Threatening Obama Ad Called a 'Glitch'

Secret Service investigates possible Obama threat but firm calls it a mistake.

Nov. 14, 2008— -- The Secret Service is investigating an Internet advertisement as a potential threat against President-elect Barack Obama, but the people who created it say a technology glitch was responsible, and they feel terrible about it.

Ads for a company that sells mobile-phone ring tones that appear on the Yahoo News Web site, teased viewers into taking an IQ test. But when viewers scrolled over the ad's picture of Obama, the words "When Will You Die?" flashed across the image.

The Secret Service said it had known about the ad for "a couple of weeks." Yahoo, on the other hand, as well as the company behind the IQ test Web site and the company that designed the ad, learned about it only when contacted by ABCNews.com

"We are aware of this Internet ad, and we are looking into it," said Darrin Blackford, a Secret Service spokesman. "We've had it for a couple of weeks."

The ad depicts a photo of Obama's head atop a cartoon body. It reads: "Barack Obama's IQ is 124!" and "Take the IQ Quiz Now." Some viewers noticed that when they scrolled over the advertisement with their computer mouse, red-colored text that read "When Will You Die?" briefly flashed across a picture of Obama.

Although clicking on the ad brings viewers to the Web site officialiqquiz.com, backed by Australia-based Mobile Messenger, the ad was created by a Chicago firm whose CEO is beside himself at the mistake and said he's a huge Obama supporter.

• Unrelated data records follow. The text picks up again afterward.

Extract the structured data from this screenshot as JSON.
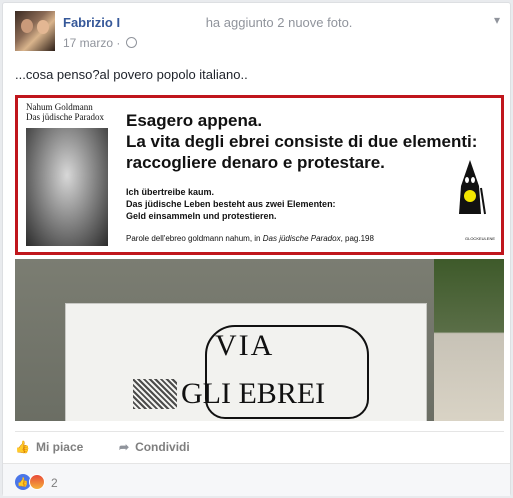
{
  "post": {
    "author": "Fabrizio I",
    "action": "ha aggiunto 2 nuove foto.",
    "date": "17 marzo",
    "separator": "·",
    "text": "...cosa penso?al povero popolo italiano.."
  },
  "image1": {
    "book_author": "Nahum Goldmann",
    "book_title": "Das jüdische Paradox",
    "headline_1": "Esagero appena.",
    "headline_2": "La vita degli ebrei consiste di due elementi:",
    "headline_3": "raccogliere denaro e protestare.",
    "german_1": "Ich übertreibe kaum.",
    "german_2": "Das jüdische Leben besteht aus zwei Elementen:",
    "german_3": "Geld einsammeln und protestieren.",
    "quote_prefix": "Parole dell'ebreo goldmann nahum, in",
    "quote_title": "Das jüdische Paradox",
    "quote_page": ", pag.198",
    "figure_caption": "GLOCKEULENE"
  },
  "image2": {
    "sign_line1": "VIA",
    "sign_line2": "GLI EBREI"
  },
  "actions": {
    "like_label": "Mi piace",
    "share_label": "Condividi"
  },
  "reactions": {
    "count": "2"
  },
  "colors": {
    "link": "#365899",
    "frame": "#c0161c"
  }
}
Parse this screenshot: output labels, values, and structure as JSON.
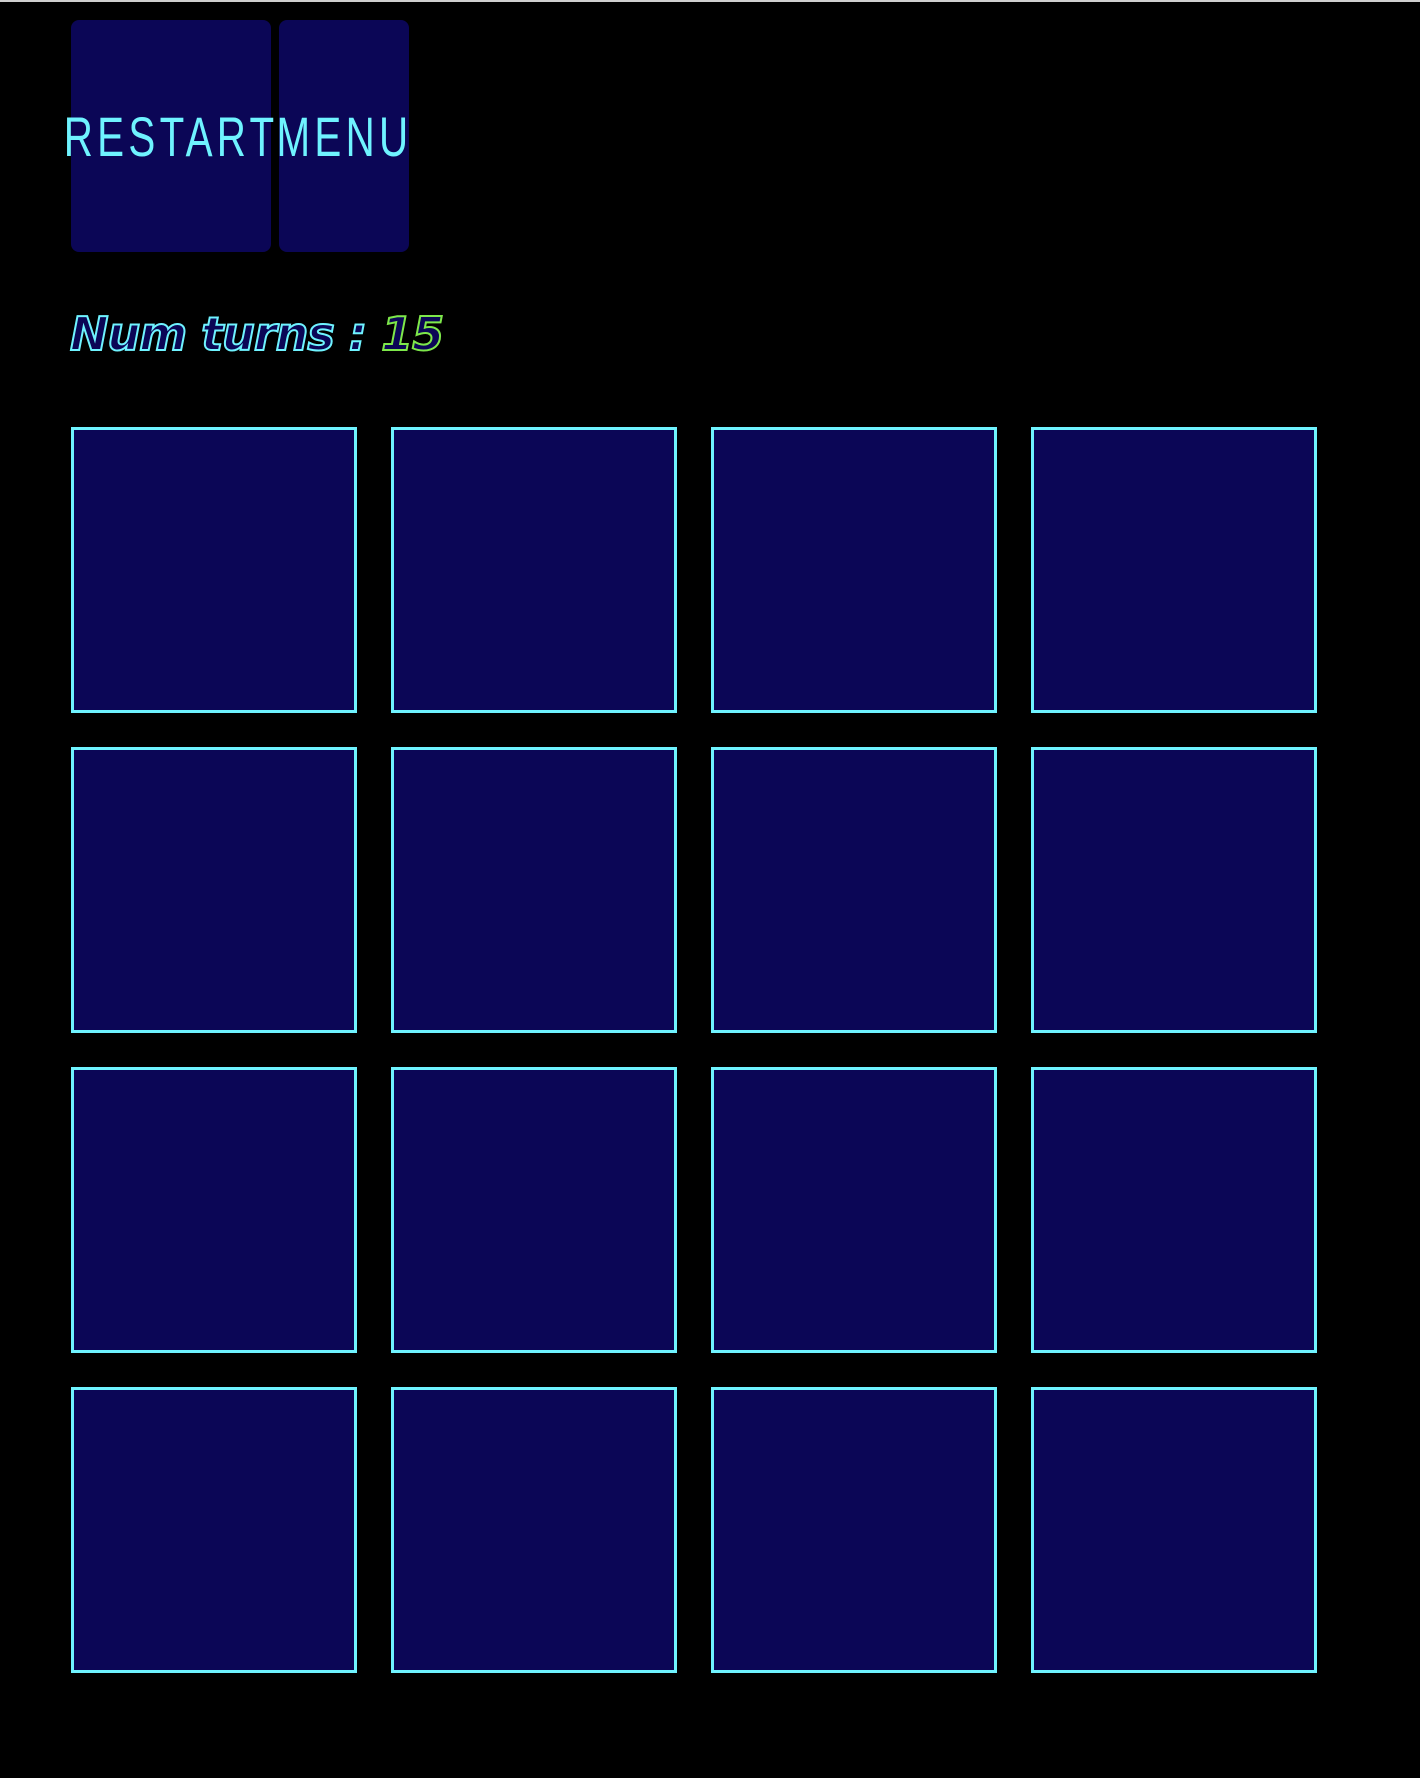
{
  "toolbar": {
    "restart_label": "RESTART",
    "menu_label": "MENU"
  },
  "status": {
    "turns_label": "Num turns :",
    "turns_count": "15"
  },
  "board": {
    "rows": 4,
    "columns": 4,
    "cards_face_down": 16
  },
  "colors": {
    "background": "#000000",
    "card_fill": "#0b0656",
    "accent": "#6ff3ff",
    "count_outline": "#7ee84a"
  }
}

The company behind the ad, yixe.com, also designed another ring-tone ad that attracted people through a "death clock" Web site, a calculator that claimed to determine when someone would die based on his or date of birth and other factors.

The copy in that ad reads "When Will You Die?" According to Yixe's CEO Eduardo Viva, the ads were created on a single template and a glitch was responsible for imposing the text from the "death clock" ad onto the image of Obama.

"We designed the ad over a template and there was no intent whatsoever for that to happen," Vivas said. "We're huge Obama supporters.

"This is 100 percent our responsibility," he said. "It was a genuine mistake. We're taking this thing down as quickly as possible. The ad has been live for a while, and we didn't even know about it."

Yexi, he said, attracted viewers interested in mobile-phone services such as ring-tone downloads for other companies that provide those services.

ABCNews.com could find no information about Yexi in a search of Hoover's, a database that provides company information and business reports.

A domain name search of officialiqquiz.com to determine the owner of the site found that it is registered anonymously. But a phone number on the site connects to the California offices of Australia-based Mobile Messenger. Vivas said he worked with Mobile Messenger on the ad for the IQ test site.

A U.S. spokeswoman for Mobile Messenger would neither confirm nor deny that the company owned officialiqquiz.com and would not comment on the ad directly.

"Mobile Messenger is an industry-leading, global business-to-business service-technology provider of mobile entertainment products and billing," Bonnie Moss wrote in an e-mail. "Our primary services are to provide delivery and billing of mobile-phone content for companies that wish to offer mobile-entertainment products to consumers.

"As part of our service offering we have also taken on customer care for our clients. This provides the consumer with a reliable contact to manage any issues they may have."

Mobile Messenger inked a deal last month with EMI, one of the world's biggest record companies, to distribute content over cell phones.

Yahoo, which Vivas said was the only site to surface the ads, said it had removed them from its system.

"Yahoo is deeply committed to providing a high-quality experience for users, advertisers and publishers," company spokeswoman Kristen Morquecho said. "We expect our members to support and abide by our standards and guidelines around acceptable ad content and behavior. On the rare occasion that an ad is served that is in conflict with our expectations and guidelines, we take action to remove it as quickly as possible. We have identified the ad in question and it has been deactivated in our system. We are continuing to investigate this incident."